Herculean feats are the norm in the Wood River Valley. Twenty-year-old Miles Fink-Debray ran 3,140 vertical feet to the top of Baldy in a little over 37 minutes, while two women tackled Baldy twice, same race, first on a mountain bike, then again up on foot.
As I write this, 82-year-old, ever-modest Charlie French, who has a couple hundred triathlons (and several world championships) under his belt, is currently bounding up hills and swimming in preparation for the nordic ski season opening.
If you don't have a competitive bone in your body and you'd much rather schlep around in your bathrobe and watch movies, you're not alone. However, if you've decided it's time to ditch the robe, and put on some track pants, the "feel-good" world that athletes are hooked to is yours to share.
Just a little exercise will put you in a better mood. When you're starting out, go easy. Research is clear that exercise intensities beyond moderate at the beginning phases will actually be a deterrent. Knowing how to start out on an exercise regime is imperative. If it makes you feel better and improves your mood, chances are that you'll stick with it and reap the health benefits throughout your life.

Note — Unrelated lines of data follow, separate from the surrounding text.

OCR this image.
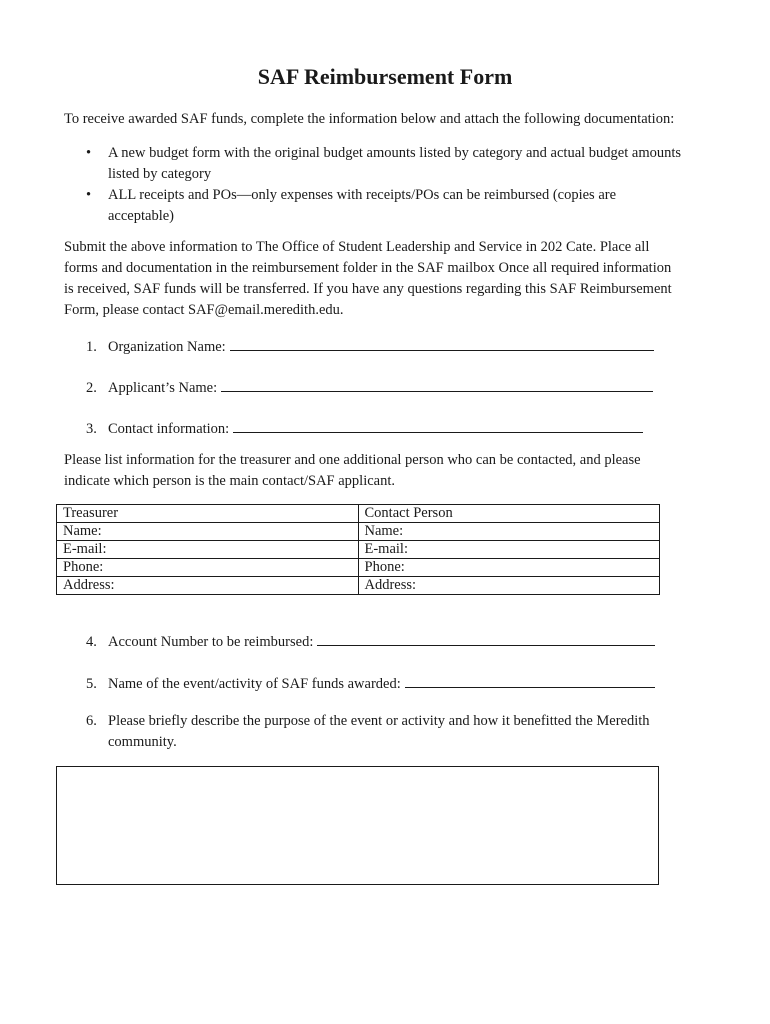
SAF Reimbursement Form
To receive awarded SAF funds, complete the information below and attach the following documentation:
• A new budget form with the original budget amounts listed by category and actual budget amounts
listed by category
• ALL receipts and POs—only expenses with receipts/POs can be reimbursed (copies are
acceptable)
Submit the above information to The Office of Student Leadership and Service in 202 Cate. Place all
forms and documentation in the reimbursement folder in the SAF mailbox Once all required information
is received, SAF funds will be transferred. If you have any questions regarding this SAF Reimbursement
Form, please contact SAF@email.meredith.edu.
1. Organization Name:
2. Applicant’s Name:
3. Contact information:
Please list information for the treasurer and one additional person who can be contacted, and please
indicate which person is the main contact/SAF applicant.
Treasurer	Contact Person
Name:	Name:
E-mail:	E-mail:
Phone:	Phone:
Address:	Address:
4. Account Number to be reimbursed:
5. Name of the event/activity of SAF funds awarded:
6. Please briefly describe the purpose of the event or activity and how it benefitted the Meredith
community.
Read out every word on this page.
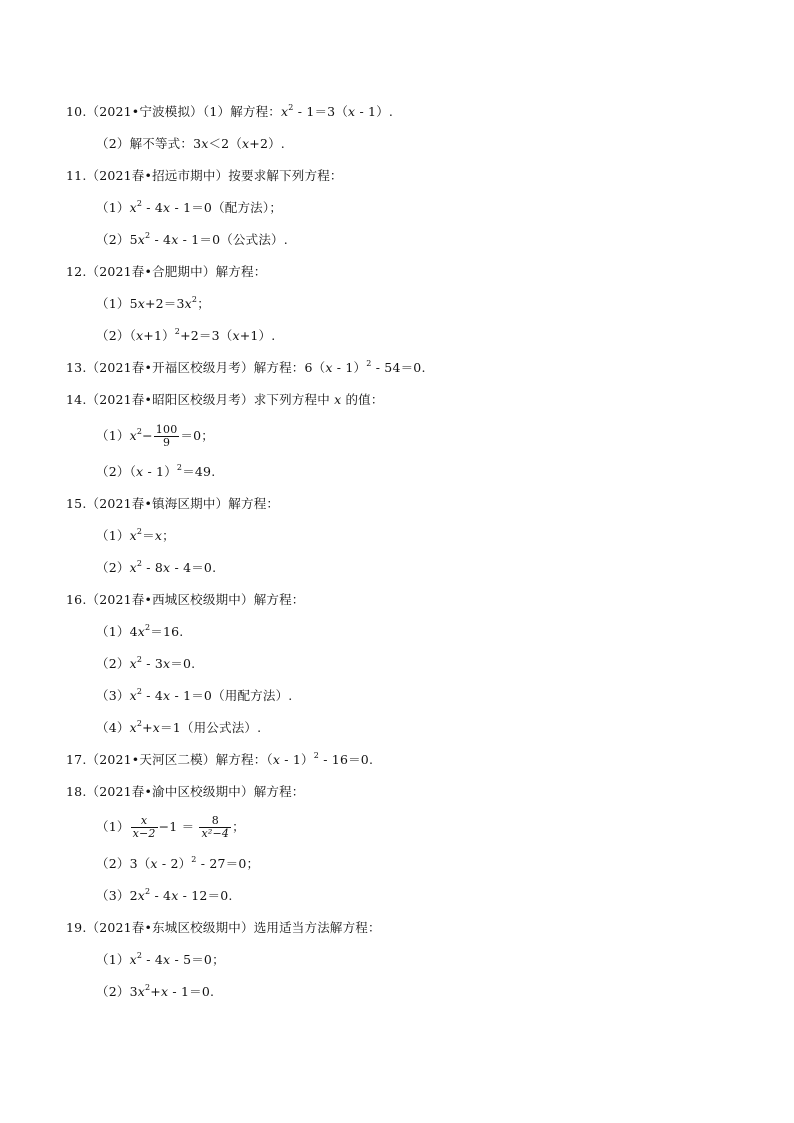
10.（2021•宁波模拟）（1）解方程：$x^2 - 1=3(x - 1)$.
（2）解不等式：3x＜2（x+2）.
11.（2021春•招远市期中）按要求解下列方程：
$(1)x^2 - 4x - 1=0$（配方法）；
$(2)5x^2 - 4x - 1=0$（公式法）.
12.（2021春•合肥期中）解方程：
$(1)5x+2=3x^2$；
$(2)(x+1)^2+2=3(x+1)$.
13.（2021春•开福区校级月考）解方程：6（x - 1）$^2$ - 54＝0.
14.（2021春•昭阳区校级月考）求下列方程中 x 的值：
$(1)x^2- \frac{100}{9} =0$；
（2）（x - 1）$^2$＝49.
15.（2021春•镇海区期中）解方程：
$(1)x^2=x$；
$(2)x^2 - 8x - 4=0$.
16.（2021春•西城区校级期中）解方程：
$(1)4x^2=16$.
$(2)x^2 - 3x=0$.
$(3)x^2 - 4x - 1=0$（用配方法）.
$(4)x^2+x=1$（用公式法）.
17.（2021•天河区二模）解方程：（x - 1）$^2$ - 16＝0.
18.（2021春•渝中区校级期中）解方程：
$(1) \frac{x}{x-2} -1 = \frac{8}{\text{x²−4}}$ ；
（2）3（x - 2）$^2$ - 27＝0；
$(3)2x^2 - 4x - 12=0$.
19.（2021春•东城区校级期中）选用适当方法解方程：
$(1)x^2 - 4x - 5=0$；
$(2)3x^2+x - 1=0$.
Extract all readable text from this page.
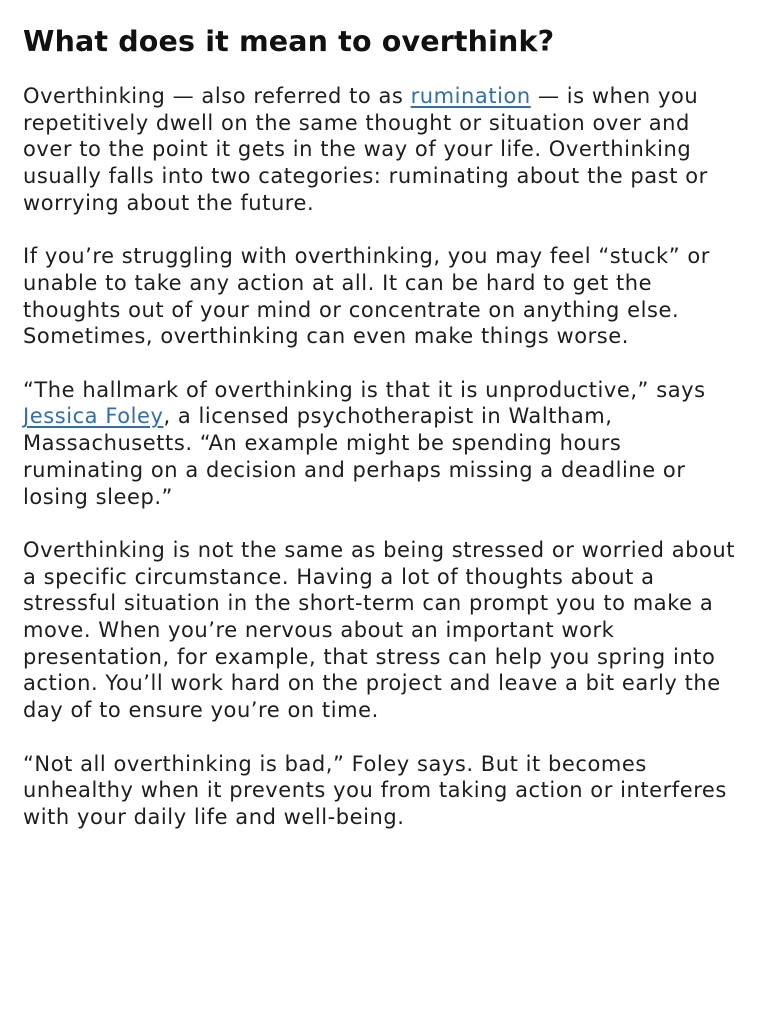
What does it mean to overthink?

Overthinking — also referred to as rumination — is when you repetitively dwell on the same thought or situation over and over to the point it gets in the way of your life. Overthinking usually falls into two categories: ruminating about the past or worrying about the future.

If you’re struggling with overthinking, you may feel “stuck” or unable to take any action at all. It can be hard to get the thoughts out of your mind or concentrate on anything else. Sometimes, overthinking can even make things worse.

“The hallmark of overthinking is that it is unproductive,” says Jessica Foley, a licensed psychotherapist in Waltham, Massachusetts. “An example might be spending hours ruminating on a decision and perhaps missing a deadline or losing sleep.”

Overthinking is not the same as being stressed or worried about a specific circumstance. Having a lot of thoughts about a stressful situation in the short-term can prompt you to make a move. When you’re nervous about an important work presentation, for example, that stress can help you spring into action. You’ll work hard on the project and leave a bit early the day of to ensure you’re on time.

“Not all overthinking is bad,” Foley says. But it becomes unhealthy when it prevents you from taking action or interferes with your daily life and well-being.
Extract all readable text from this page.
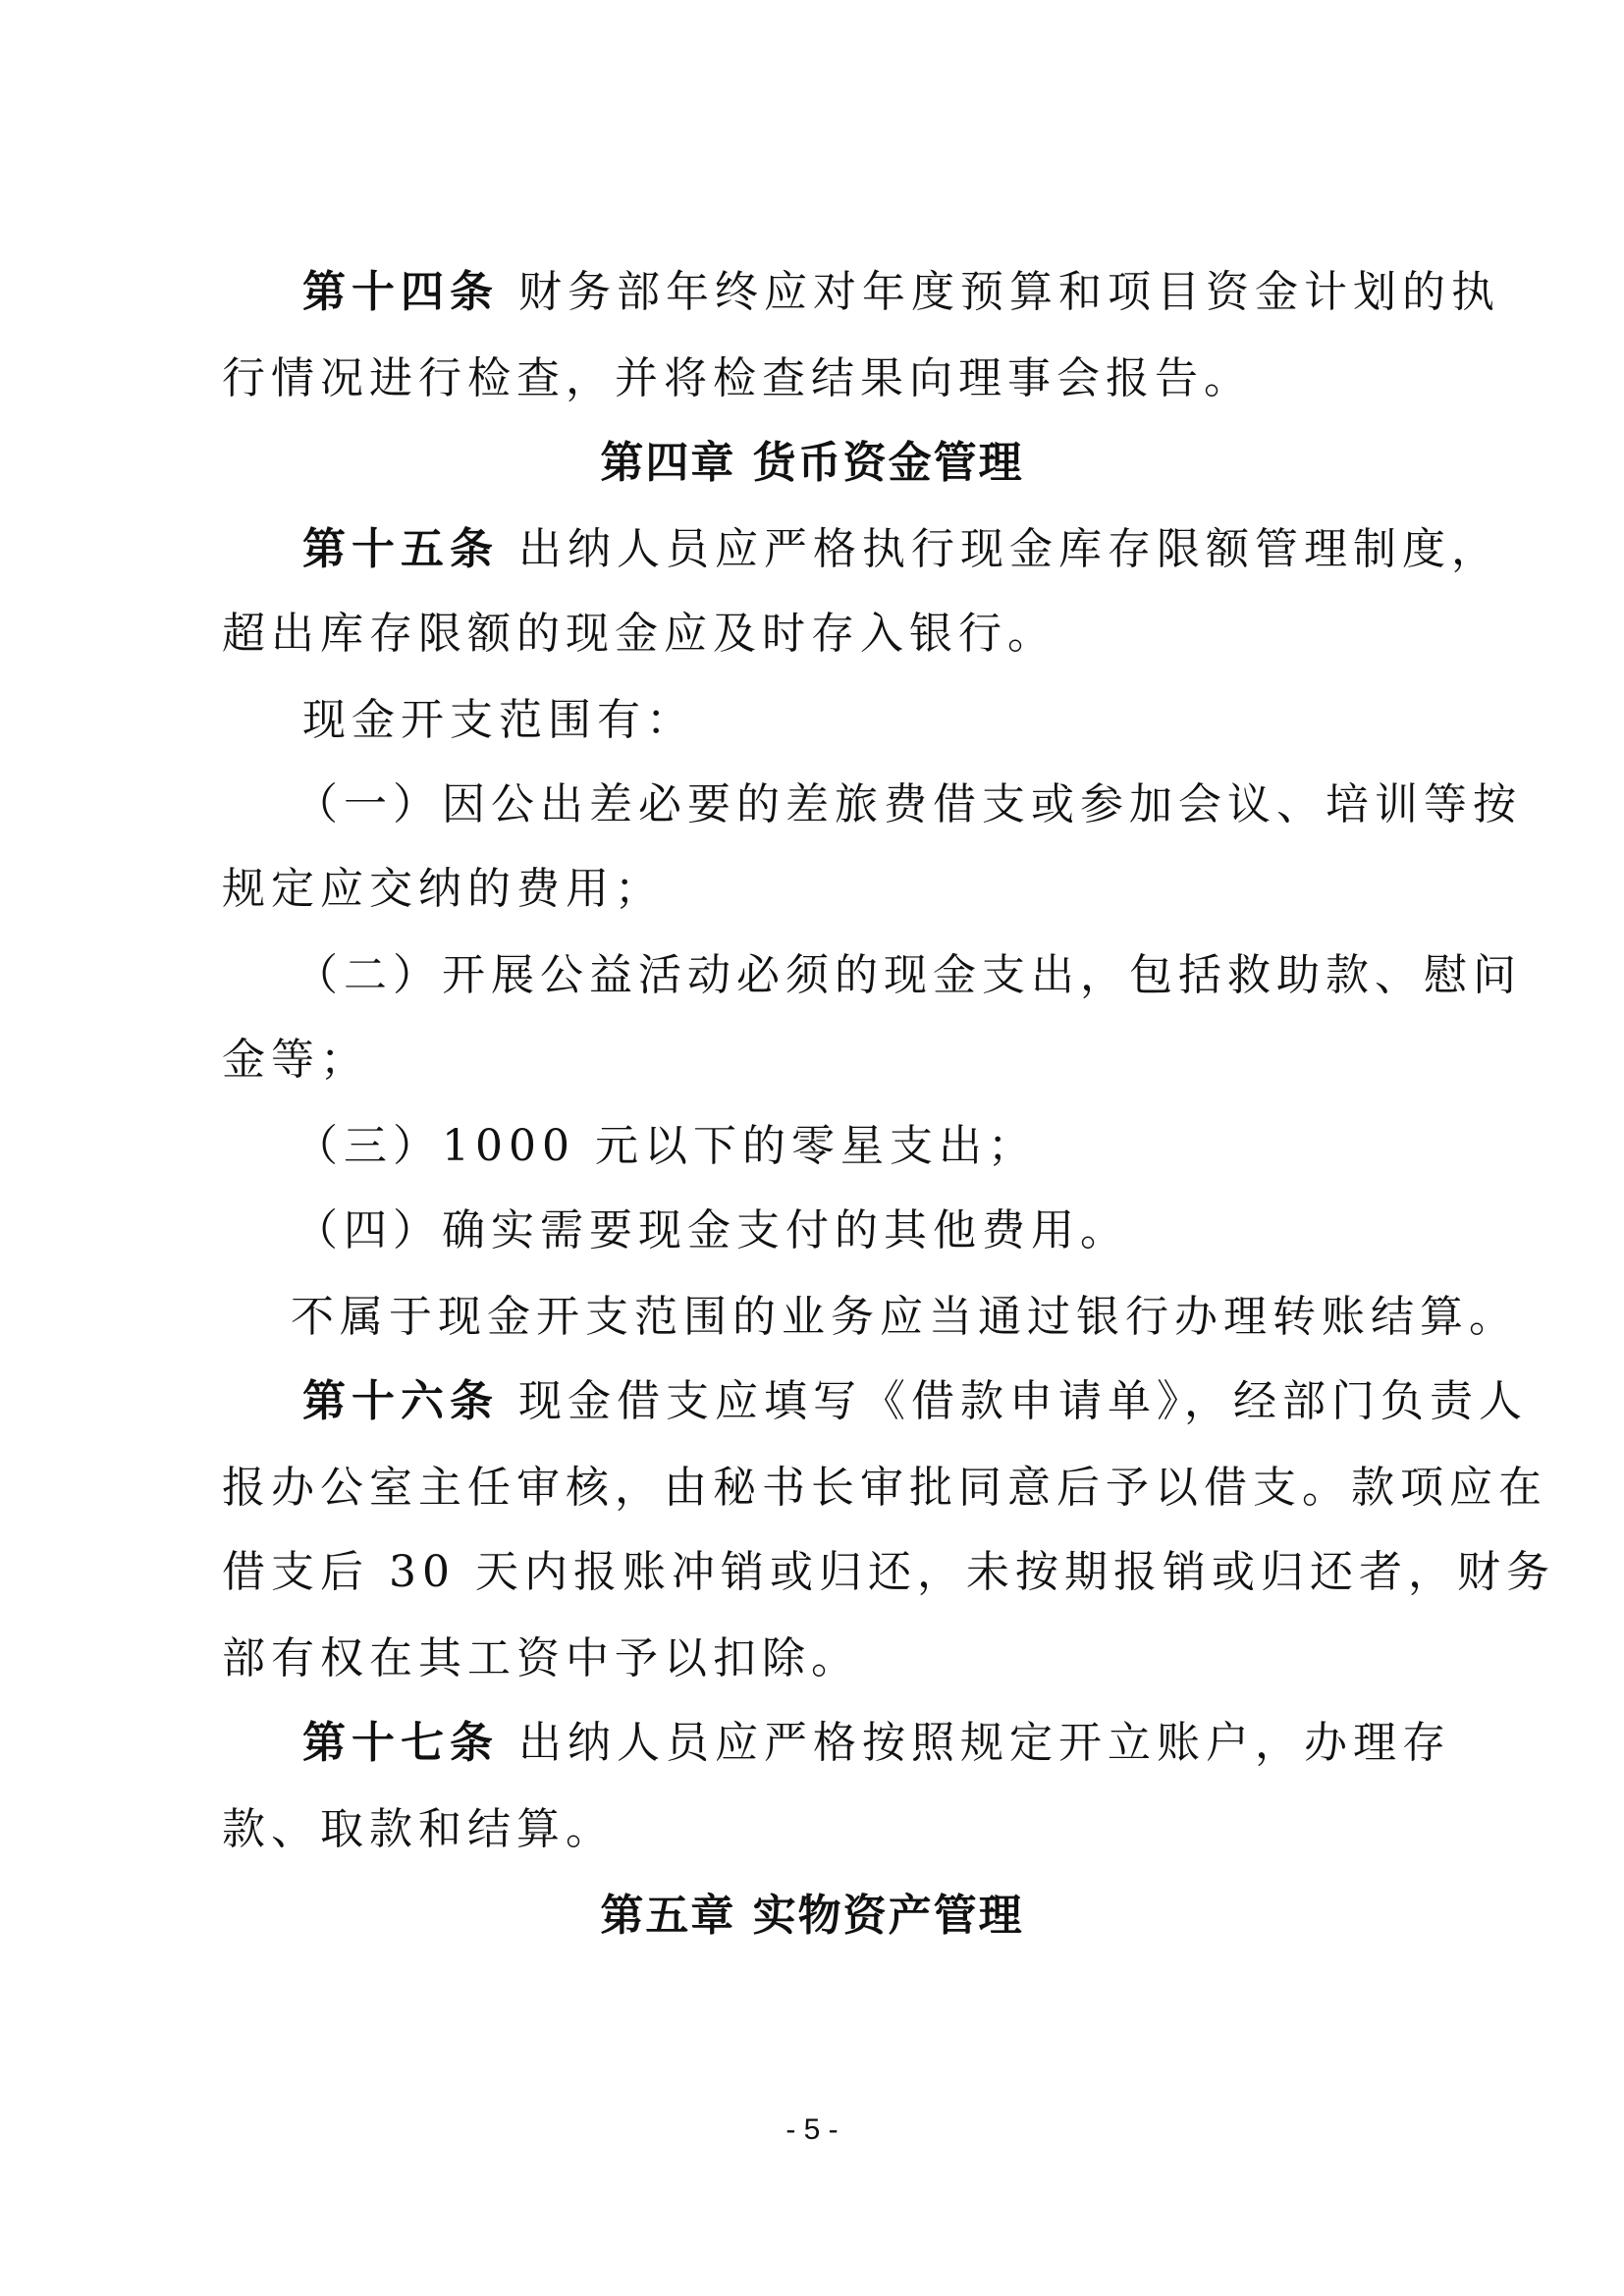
第十四条 财务部年终应对年度预算和项目资金计划的执
行情况进行检查，并将检查结果向理事会报告。
第四章 货币资金管理
第十五条 出纳人员应严格执行现金库存限额管理制度，
超出库存限额的现金应及时存入银行。
现金开支范围有：
（一）因公出差必要的差旅费借支或参加会议、培训等按
规定应交纳的费用；
（二）开展公益活动必须的现金支出，包括救助款、慰问
金等；
（三）1000 元以下的零星支出；
（四）确实需要现金支付的其他费用。
不属于现金开支范围的业务应当通过银行办理转账结算。
第十六条 现金借支应填写《借款申请单》，经部门负责人
报办公室主任审核，由秘书长审批同意后予以借支。款项应在
借支后 30 天内报账冲销或归还，未按期报销或归还者，财务
部有权在其工资中予以扣除。
第十七条 出纳人员应严格按照规定开立账户，办理存
款、取款和结算。
第五章 实物资产管理
- 5 -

Last week, "Physical Activity Guidelines for Americans" was released by the U.S. Department of Health and Human Services. Collaborating with both the American College of Sports Medicine and the American Heart Association, the guidelines incorporate the science that links physical activity to improved health and wellness: 30 minutes of moderate-intensity exercise 5 days a week. William Haskell, the lead author of the ASCM/AHA guidelines emphasizes that "a very important idea, especially for people who are inactive, is that health and physical activity are closely linked. The more days a week that you can be active, the higher the value is for your health and wellness." Both groups agree the most important public health message is to begin an exercise program.
You'll discover physiological responses to exercise when you first start out. Your pulse will increase, you'll sweat and breathe more heavily. That's all part of the initial adaptation to the new activity. You don't want muscles and joints to hurt either, so it's best to first start developing your fitness base by aiming for two to three days a week.
Any kind of exercise that you'd think you'd enjoy is good, but walking is a sensible way for the unfit to increase functional capacity. It's convenient and practical. You'll have positive improvements in your mood even at a low intensity of slow walking, and these changes in mood continue as your exercise intensity increases over time. If it feels too hard, and you can hardly talk, research shows there will actually be a negative mood response. Even a 10-minute walk will give you a feeling of calmness and relaxation. Aim to walk a distance easily without pain or fatigue.
In her book "The Spirited Walker," Carolyn Kortge refers to fitness walkers as people who step out, step forward and make a move. She writes that something so basic as walking can be a new experience simply by trying something different, such as walking faster, taller or farther as you get used to the task.
"When a winter wind blows up a flurry of excuses for turning back, she tells herself that I'm moving forward, moving toward my goal. Each step brings an opportunity to confront the mental chatter that holds you back," she writes.
Each step makes you a happier, calmer healthier person, ready for a future Herculean task.
Aronson is ACSM Health Fitness Specialist certified, and an IDEA Elite status personal trainer in Ketchum, Idaho.